I wish I’d never read the second two books. Avon and Léonie’s story should end with her dancing on the table while he laughs.

Nobody would read These Old Shades and call it an HFN ending, but it is. Avon and Léonie get their happy ever after only if we close down their story there. And that’s not just because of the two subsequent books; it’s because nobody gets a happy ending once you think beyond the big moment. People get old, and sick. They argue. They die. I don’t just dislike An Infamous Army for the above reasons; I dislike it because in its world Avon and Léonie are long dead and forgotten and nobody cares about them any more.

You know what the most HEA Heyer wrote is? A Civil Contract, where the hero spends most of the book in love with another woman, not his unwanted financial-transaction wife, and finally comes to realise that his wife is the one he wants to live with. Not a fantasy image, not a beautiful goddess, but a quietly contented partnership with the mother of his child, bobbing along. It’s the most plausible HEA she ever wrote, and the least romantic romance.

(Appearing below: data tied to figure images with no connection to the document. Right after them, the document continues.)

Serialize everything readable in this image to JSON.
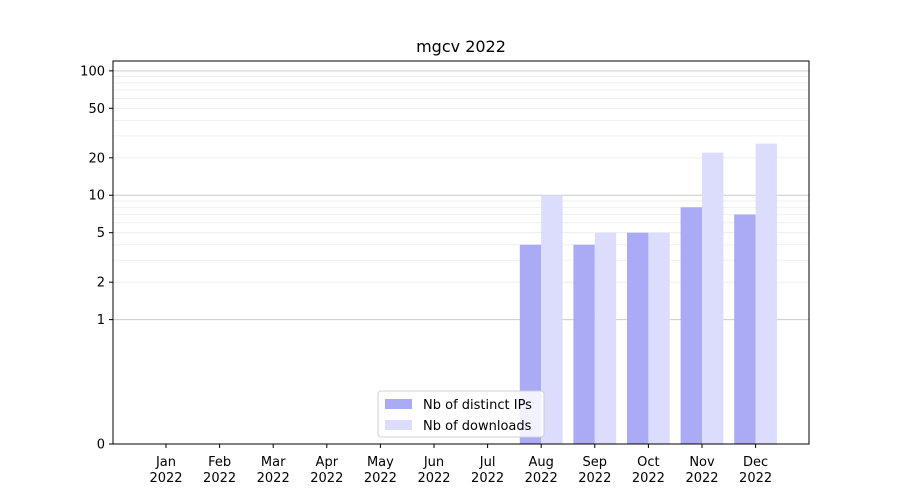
{
  "chart_data": {
    "type": "bar",
    "title": "mgcv 2022",
    "xlabel": "",
    "ylabel": "",
    "categories": [
      "Jan\n2022",
      "Feb\n2022",
      "Mar\n2022",
      "Apr\n2022",
      "May\n2022",
      "Jun\n2022",
      "Jul\n2022",
      "Aug\n2022",
      "Sep\n2022",
      "Oct\n2022",
      "Nov\n2022",
      "Dec\n2022"
    ],
    "series": [
      {
        "name": "Nb of distinct IPs",
        "color": "#aaaaf5",
        "values": [
          0,
          0,
          0,
          0,
          0,
          0,
          0,
          4,
          4,
          5,
          8,
          7
        ]
      },
      {
        "name": "Nb of downloads",
        "color": "#dcdcfc",
        "values": [
          0,
          0,
          0,
          0,
          0,
          0,
          0,
          10,
          5,
          5,
          22,
          26
        ]
      }
    ],
    "yscale": "symlog",
    "yticks": [
      0,
      1,
      2,
      5,
      10,
      20,
      50,
      100
    ],
    "ylim": [
      0,
      120
    ],
    "grid": true,
    "legend_position": "lower-center"
  }
}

So: my name is KJ and I’m a romance author who doesn’t believe in happy ever after. I believe in happy for now. I believe in working hard for happy for now, I live in hope that you can sustain ‘now’ for a pretty long time. And I think that’s fine, actually, because ‘now’, the present moment that you’re living in, is all any of us actually have. The rest is hope.

Do you want an HEA and damn the plausibility, or will an HFN do you fine? Have at it in the comments!